Originally from the northeastern USA, Nick studied composition at Ithaca College in New York (B.M.) and the University of British Columbia in Vancouver (M.Mus.) He lives in British Columbia’s beautiful Okanagan Valley. His choral scores are published with Pavane Publishing, Cypress Choral Music, Renforth Music, and Alliance Music. He also self-publishes through Lone Moose Music, distributed by MusicSpoke.

Janet Ruth, poet

Janet Ruth grew up in southeastern Pennsylvania, lived for almost 20 years in Washington, D.C. and Virginia, five years in Colorado, and has called Corrales, New Mexico home since 2001. As a child she enjoyed cross-country family camping trips, watching bird feeders with her mom, and going small game hunting with her dad (she was the “dog”!). Much of her life has revolved around birds. This includes her doctoral dissertation at George Mason University and her subsequent field research career with U.S. Geological Survey, publishing multiple scientific papers about bird migration, breeding ecology and habitat preferences. Much of that research was conducted in the desert grasslands of southeastern Arizona. She has retired, but often thinks of her poems as embodying the observations of the world around her that wouldn’t fit into scientific papers. She and her husband enjoy international birding/photography/writing trips around the world. She writes daily journals during these trips and mines them for poems and stories.

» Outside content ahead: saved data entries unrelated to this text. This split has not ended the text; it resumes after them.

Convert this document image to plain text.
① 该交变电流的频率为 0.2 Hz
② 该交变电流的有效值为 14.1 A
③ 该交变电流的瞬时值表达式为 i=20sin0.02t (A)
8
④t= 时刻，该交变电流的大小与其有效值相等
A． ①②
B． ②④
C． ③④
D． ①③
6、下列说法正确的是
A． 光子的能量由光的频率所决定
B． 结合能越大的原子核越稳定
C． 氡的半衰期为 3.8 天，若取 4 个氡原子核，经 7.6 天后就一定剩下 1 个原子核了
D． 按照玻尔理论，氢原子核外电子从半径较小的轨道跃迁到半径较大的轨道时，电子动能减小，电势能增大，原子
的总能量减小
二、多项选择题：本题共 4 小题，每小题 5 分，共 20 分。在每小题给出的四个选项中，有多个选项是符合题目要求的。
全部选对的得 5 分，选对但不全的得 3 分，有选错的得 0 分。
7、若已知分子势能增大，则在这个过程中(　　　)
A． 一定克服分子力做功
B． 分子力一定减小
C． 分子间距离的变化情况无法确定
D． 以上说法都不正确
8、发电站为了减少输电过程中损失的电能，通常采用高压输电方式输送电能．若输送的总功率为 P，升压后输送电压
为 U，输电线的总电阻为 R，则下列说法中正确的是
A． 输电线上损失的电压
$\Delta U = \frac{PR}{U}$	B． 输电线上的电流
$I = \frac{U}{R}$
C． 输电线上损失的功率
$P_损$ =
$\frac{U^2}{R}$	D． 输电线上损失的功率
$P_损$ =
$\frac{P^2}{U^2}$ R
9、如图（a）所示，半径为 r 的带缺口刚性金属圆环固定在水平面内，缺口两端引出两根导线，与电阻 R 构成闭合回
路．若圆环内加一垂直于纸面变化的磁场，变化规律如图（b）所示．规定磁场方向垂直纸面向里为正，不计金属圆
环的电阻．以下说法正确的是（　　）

Janet’s poetry is inspired by her connections with the natural world—all the bits and pieces, feathers and butterfly wings, pollen grains and snowflakes, all the magical, unexpected moments when she’s paying attention. She has recent poems in Fixed and Free Quarterly, Wood Cat Review, Tiny Seed Literary Journal, Ekphrastic Review, TulipTree Review, and in anthologies including Where Flowers Bloom: poems and essays of strength, hope and resilience (Red Penguin Books, 2022) – dedicated to the people of Ukraine, and The Strategic Poet: honing the craft (Terrapin Books, 2021). Her sonnet, “Invisible Before Us Untouched and Still Possible,” won a Laureate’s Choice Award in the 2022 Maria W. Faust Sonnet Contest. Her first book, Feathered Dreams: celebrating birds in poems, stories & images (Mercury HeartLink, 2018) was a finalist for the 2018 NM/AZ Book Awards and won the 2019 New Mexico Press Women Communication Award for a book of poetry. She also self-published a chapbook with sister-poets Faith Kaltenbach and Andi Penner, What is the Boiling Point of Clouds? (2019). She is a member of the New Mexico State Poetry Society (NMSPS) and is currently the Chair of the NMSPS Albuquerque Chapter. You can find more of her work at redstartsandravens.com/janets-poetry/

Congratulations to the winners of past competitions!

2021-22: Marybeth Kurnat

Kurnat’s composition, “I, Lover,” was premiered by True Concord in January 2023 alongside Jocelyn Hagen’s “multimedia symphony,” Here I Am, Mozart’s Exsultate, jubilate and music by or inspired by African Americans and Native Americans.

2020-21: Ethan Soledad

Soledad’s composition, “When I Rise Up,” was performed by True Concord in April 2021 in “The Trailblazers,” a program celebrating women creators and game changers.

2019-20: Tom Peterson

Peterson’s composition, “Being Many, Seeming One,” was performed by True Concord in October 2019 in four concerts of music based on Shakespearean texts. His piece sets the text from Sonnet VIII (“Music to hear”), which is the insipiration for True Concord’s name.

2018-19: Martin Sedek

Sedek’s winning work, “The Beauty of Cosmic Things,” was performed by True Concord in November 2018, in three concerts of American music that honored veterans and commemorated the centenary of Armistice Day.

2017-18: Matthew Lyon Hazzard

Hazzard’s winning work, “Look Back on Time,” was performed by True Concord in March, 2018, in four concerts of American music based on the poetry of Emily Dickinson.